10. DOWN LIKE PERCY HARVIN INJURED WITH A BLOWN FUEL INJECTOR: The Orbiting and Ever-Present Brett Favre PR Death Star/Country Bear Jamboree (Last week: 2). Due to the bye week for the Vikings, The Brett Favre PR Death Star falls to a lowly tenth this week. Favre spent the week recovering at his home in Mississippi, driving around on an ATV, playing touch football with hired actors, and touring his vast tracts of land while recharging his interceptions gland.

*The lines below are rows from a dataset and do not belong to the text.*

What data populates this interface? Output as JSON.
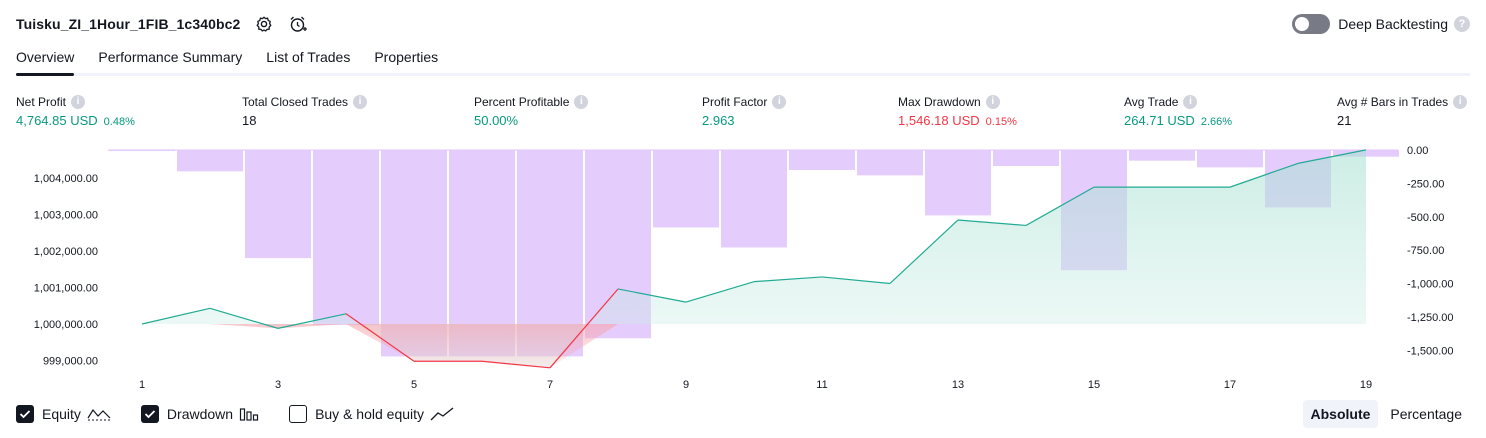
{
  "header": {
    "strategy_name": "Tuisku_ZI_1Hour_1FIB_1c340bc2",
    "settings_icon": "gear-icon",
    "alert_icon": "alarm-clock-add-icon",
    "deep_backtesting_label": "Deep Backtesting",
    "deep_backtesting_enabled": false
  },
  "tabs": [
    {
      "label": "Overview",
      "active": true
    },
    {
      "label": "Performance Summary",
      "active": false
    },
    {
      "label": "List of Trades",
      "active": false
    },
    {
      "label": "Properties",
      "active": false
    }
  ],
  "stats": {
    "net_profit": {
      "label": "Net Profit",
      "value": "4,764.85 USD",
      "pct": "0.48%"
    },
    "total_closed_trades": {
      "label": "Total Closed Trades",
      "value": "18"
    },
    "percent_profitable": {
      "label": "Percent Profitable",
      "value": "50.00%"
    },
    "profit_factor": {
      "label": "Profit Factor",
      "value": "2.963"
    },
    "max_drawdown": {
      "label": "Max Drawdown",
      "value": "1,546.18 USD",
      "pct": "0.15%"
    },
    "avg_trade": {
      "label": "Avg Trade",
      "value": "264.71 USD",
      "pct": "2.66%"
    },
    "avg_bars": {
      "label": "Avg # Bars in Trades",
      "value": "21"
    }
  },
  "colors": {
    "positive": "#089981",
    "negative": "#f23645",
    "drawdown_bar": "#e1c6fd",
    "equity_line": "#22ab94",
    "below_line": "#f23645",
    "equity_fill": "#d5f0ea"
  },
  "chart_data": {
    "type": "line",
    "x": [
      1,
      2,
      3,
      4,
      5,
      6,
      7,
      8,
      9,
      10,
      11,
      12,
      13,
      14,
      15,
      16,
      17,
      18,
      19
    ],
    "x_tick_labels": [
      "1",
      "3",
      "5",
      "7",
      "9",
      "11",
      "13",
      "15",
      "17",
      "19"
    ],
    "series": [
      {
        "name": "Equity",
        "axis": "left",
        "values": [
          1000000,
          1000430,
          999880,
          1000280,
          998980,
          998980,
          998800,
          1000960,
          1000600,
          1001160,
          1001290,
          1001110,
          1002850,
          1002700,
          1003750,
          1003750,
          1003750,
          1004400,
          1004770
        ]
      },
      {
        "name": "Drawdown",
        "axis": "right",
        "values": [
          -2,
          -160,
          -810,
          -1310,
          -1546,
          -1546,
          -1546,
          -1410,
          -580,
          -730,
          -150,
          -190,
          -490,
          -120,
          -900,
          -80,
          -130,
          -430,
          -50
        ]
      }
    ],
    "left_axis": {
      "ticks": [
        999000,
        1000000,
        1001000,
        1002000,
        1003000,
        1004000
      ],
      "tick_labels": [
        "999,000.00",
        "1,000,000.00",
        "1,001,000.00",
        "1,002,000.00",
        "1,003,000.00",
        "1,004,000.00"
      ]
    },
    "right_axis": {
      "ticks": [
        0,
        -250,
        -500,
        -750,
        -1000,
        -1250,
        -1500
      ],
      "tick_labels": [
        "0.00",
        "-250.00",
        "-500.00",
        "-750.00",
        "-1,000.00",
        "-1,250.00",
        "-1,500.00"
      ]
    },
    "baseline_equity": 1000000
  },
  "legend": {
    "items": [
      {
        "label": "Equity",
        "checked": true,
        "icon": "equity-line-icon"
      },
      {
        "label": "Drawdown",
        "checked": true,
        "icon": "drawdown-bars-icon"
      },
      {
        "label": "Buy & hold equity",
        "checked": false,
        "icon": "buy-hold-line-icon"
      }
    ]
  },
  "mode": {
    "options": [
      "Absolute",
      "Percentage"
    ],
    "selected": "Absolute"
  }
}
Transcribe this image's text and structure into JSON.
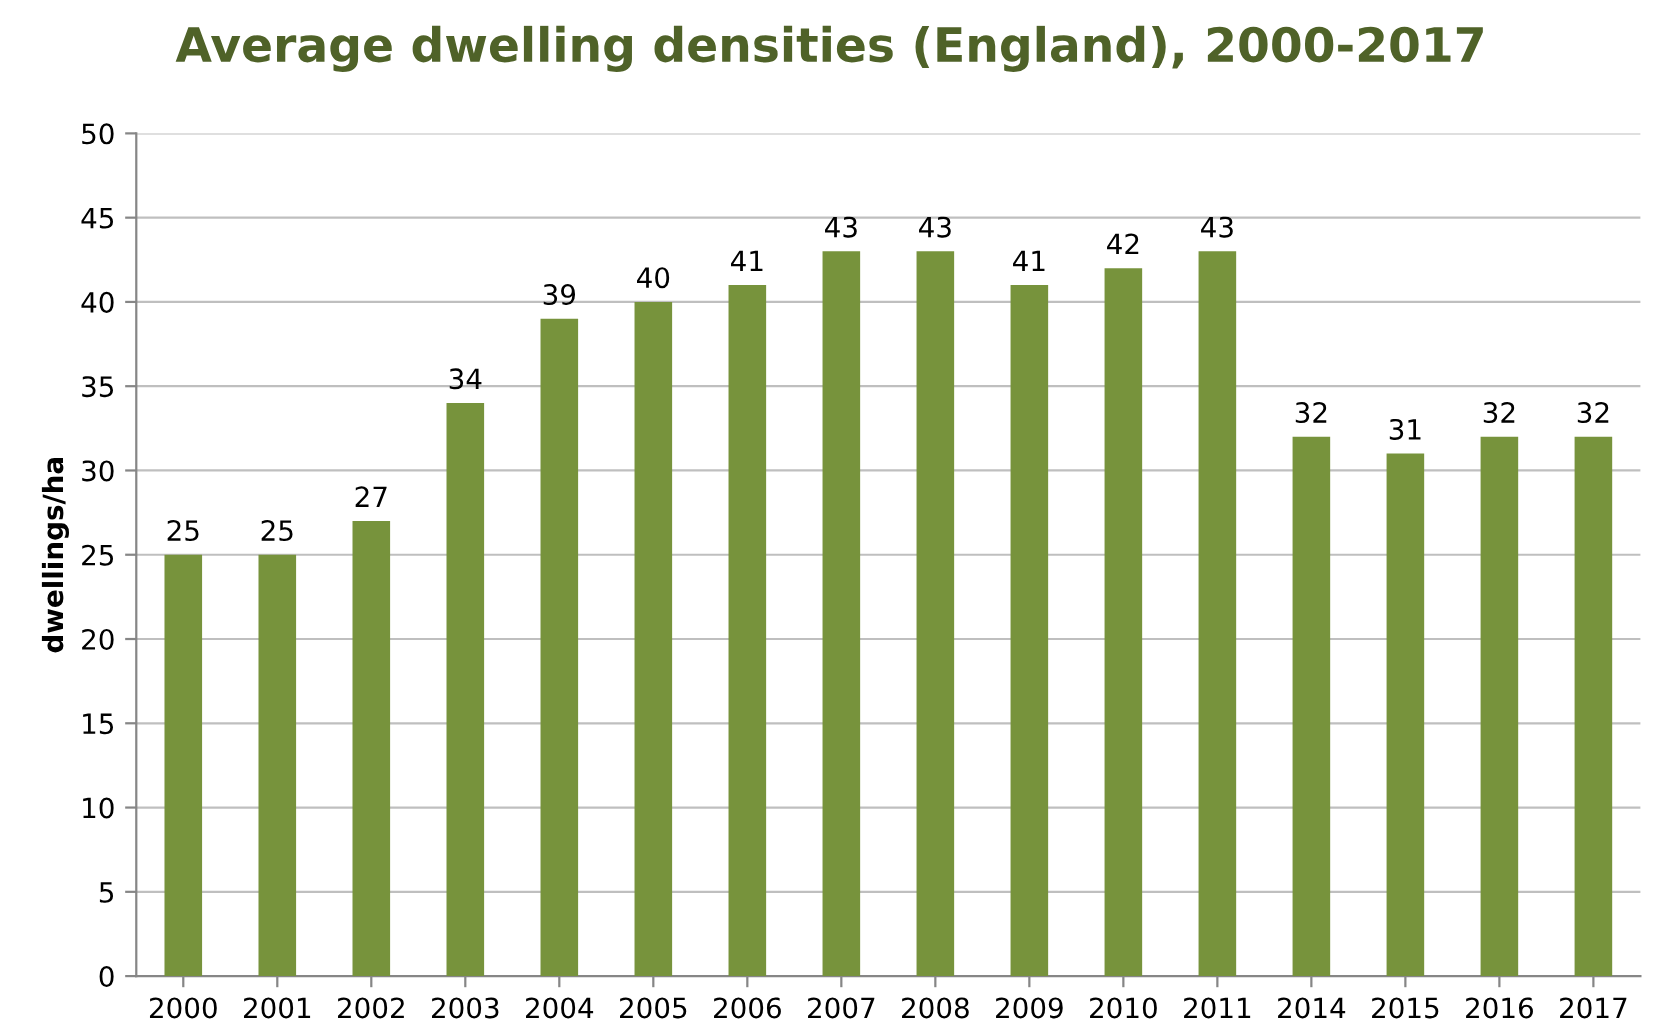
{
  "chart_data": {
    "type": "bar",
    "title": "Average dwelling densities (England), 2000-2017",
    "ylabel": "dwellings/ha",
    "categories": [
      "2000",
      "2001",
      "2002",
      "2003",
      "2004",
      "2005",
      "2006",
      "2007",
      "2008",
      "2009",
      "2010",
      "2011",
      "2014",
      "2015",
      "2016",
      "2017"
    ],
    "values": [
      25,
      25,
      27,
      34,
      39,
      40,
      41,
      43,
      43,
      41,
      42,
      43,
      32,
      31,
      32,
      32
    ],
    "color": "#77933c",
    "ylim": [
      0,
      50
    ],
    "yticks": [
      0,
      5,
      10,
      15,
      20,
      25,
      30,
      35,
      40,
      45,
      50
    ],
    "grid": "y",
    "data_labels": true
  }
}
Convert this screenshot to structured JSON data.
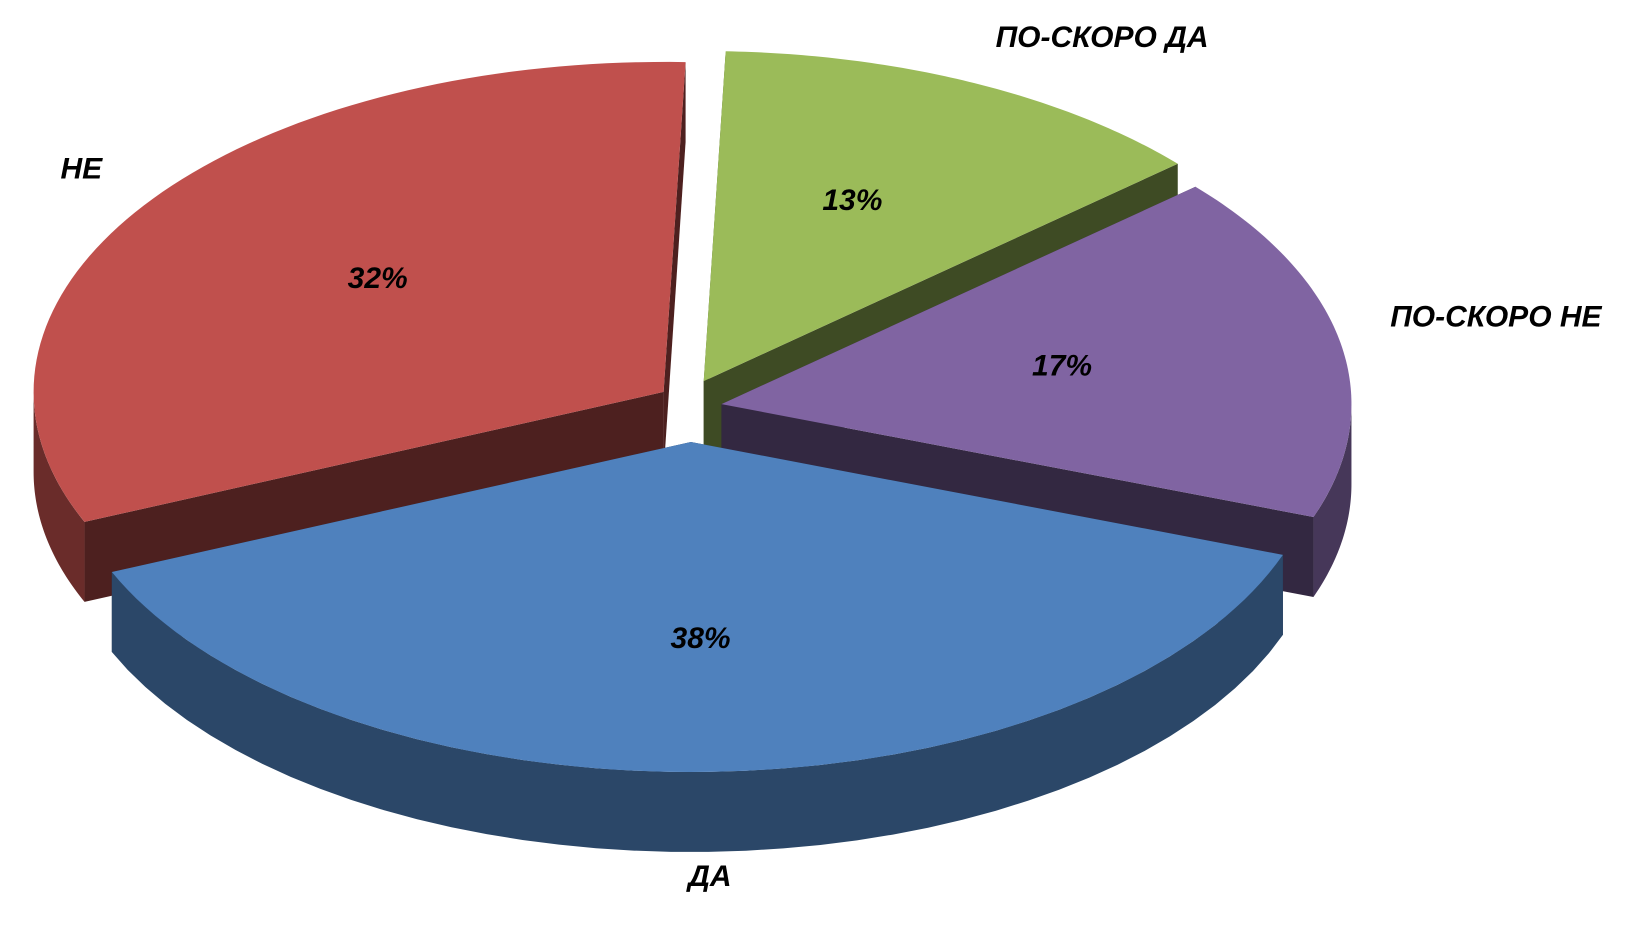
{
  "chart_data": {
    "type": "pie3d",
    "categories": [
      "ДА",
      "НЕ",
      "ПО-СКОРО ДА",
      "ПО-СКОРО НЕ"
    ],
    "values": [
      38,
      32,
      13,
      17
    ],
    "value_labels": [
      "38%",
      "32%",
      "13%",
      "17%"
    ],
    "colors": [
      "#4f81bd",
      "#c0504d",
      "#9bbb59",
      "#8064a2"
    ]
  }
}
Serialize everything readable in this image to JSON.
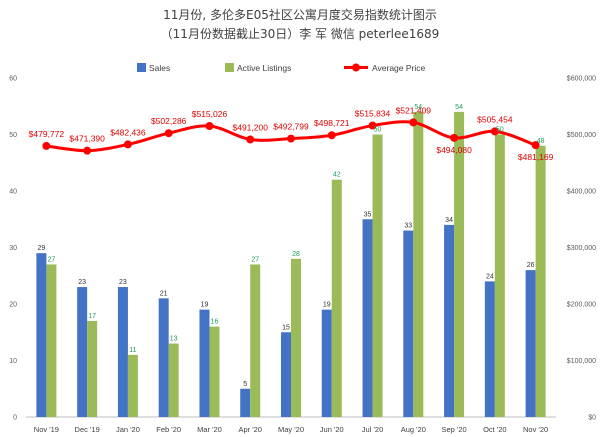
{
  "chart_data": {
    "type": "bar",
    "title": "11月份, 多伦多E05社区公寓月度交易指数统计图示",
    "subtitle": "（11月份数据截止30日）李 军  微信  peterlee1689",
    "categories": [
      "Nov '19",
      "Dec '19",
      "Jan '20",
      "Feb '20",
      "Mar '20",
      "Apr '20",
      "May '20",
      "Jun '20",
      "Jul '20",
      "Aug '20",
      "Sep '20",
      "Oct '20",
      "Nov '20"
    ],
    "series": [
      {
        "name": "Sales",
        "type": "bar",
        "axis": "left",
        "color": "#4472C4",
        "values": [
          29,
          23,
          23,
          21,
          19,
          5,
          15,
          19,
          35,
          33,
          34,
          24,
          26
        ],
        "labels": [
          "29",
          "23",
          "23",
          "21",
          "19",
          "5",
          "15",
          "19",
          "35",
          "33",
          "34",
          "24",
          "26"
        ]
      },
      {
        "name": "Active Listings",
        "type": "bar",
        "axis": "left",
        "color": "#9BBB59",
        "values": [
          27,
          17,
          11,
          13,
          16,
          27,
          28,
          42,
          50,
          54,
          54,
          50,
          48
        ],
        "labels": [
          "27",
          "17",
          "11",
          "13",
          "16",
          "27",
          "28",
          "42",
          "50",
          "54",
          "54",
          "50",
          "48"
        ],
        "label_color": "#1E9E57"
      },
      {
        "name": "Average Price",
        "type": "line",
        "axis": "right",
        "color": "#FF0000",
        "values": [
          479772,
          471390,
          482436,
          502286,
          515026,
          491200,
          492799,
          498721,
          515834,
          521409,
          494080,
          505454,
          481169
        ],
        "labels": [
          "$479,772",
          "$471,390",
          "$482,436",
          "$502,286",
          "$515,026",
          "$491,200",
          "$492,799",
          "$498,721",
          "$515,834",
          "$521,409",
          "$494,080",
          "$505,454",
          "$481,169"
        ],
        "label_color": "#E00000"
      }
    ],
    "y_left": {
      "min": 0,
      "max": 60,
      "ticks": [
        "0",
        "10",
        "20",
        "30",
        "40",
        "50",
        "60"
      ],
      "tick_values": [
        0,
        10,
        20,
        30,
        40,
        50,
        60
      ]
    },
    "y_right": {
      "min": 0,
      "max": 600000,
      "ticks": [
        "$0",
        "$100,000",
        "$200,000",
        "$300,000",
        "$400,000",
        "$500,000",
        "$600,000"
      ],
      "tick_values": [
        0,
        100000,
        200000,
        300000,
        400000,
        500000,
        600000
      ]
    },
    "grid": false,
    "legend": "top"
  }
}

Falling out of the rankings: Baseball and all things baseball-related because this isn't 1922 ... "Fake American" Meb Keflezghi ... Brawlin' Tim Floyd (presumably still riding the range of Indian Casinos and keeping the peace between brawlin' white trash) ... The Saints imminent rush to greatness (still awaiting ESPN paying attention to anything outside the NE Corridor) ... College athletes who gouge eyes.

Just missing the list: Derek Jeter being handed a Gold Gloves award, dropping it, and still not being credited with an error ... Nascar something something ... LeGarrette Blount's reinstatement ... Kareem announcing he has cancer, because he's going to be fine and cancer is way unfunny.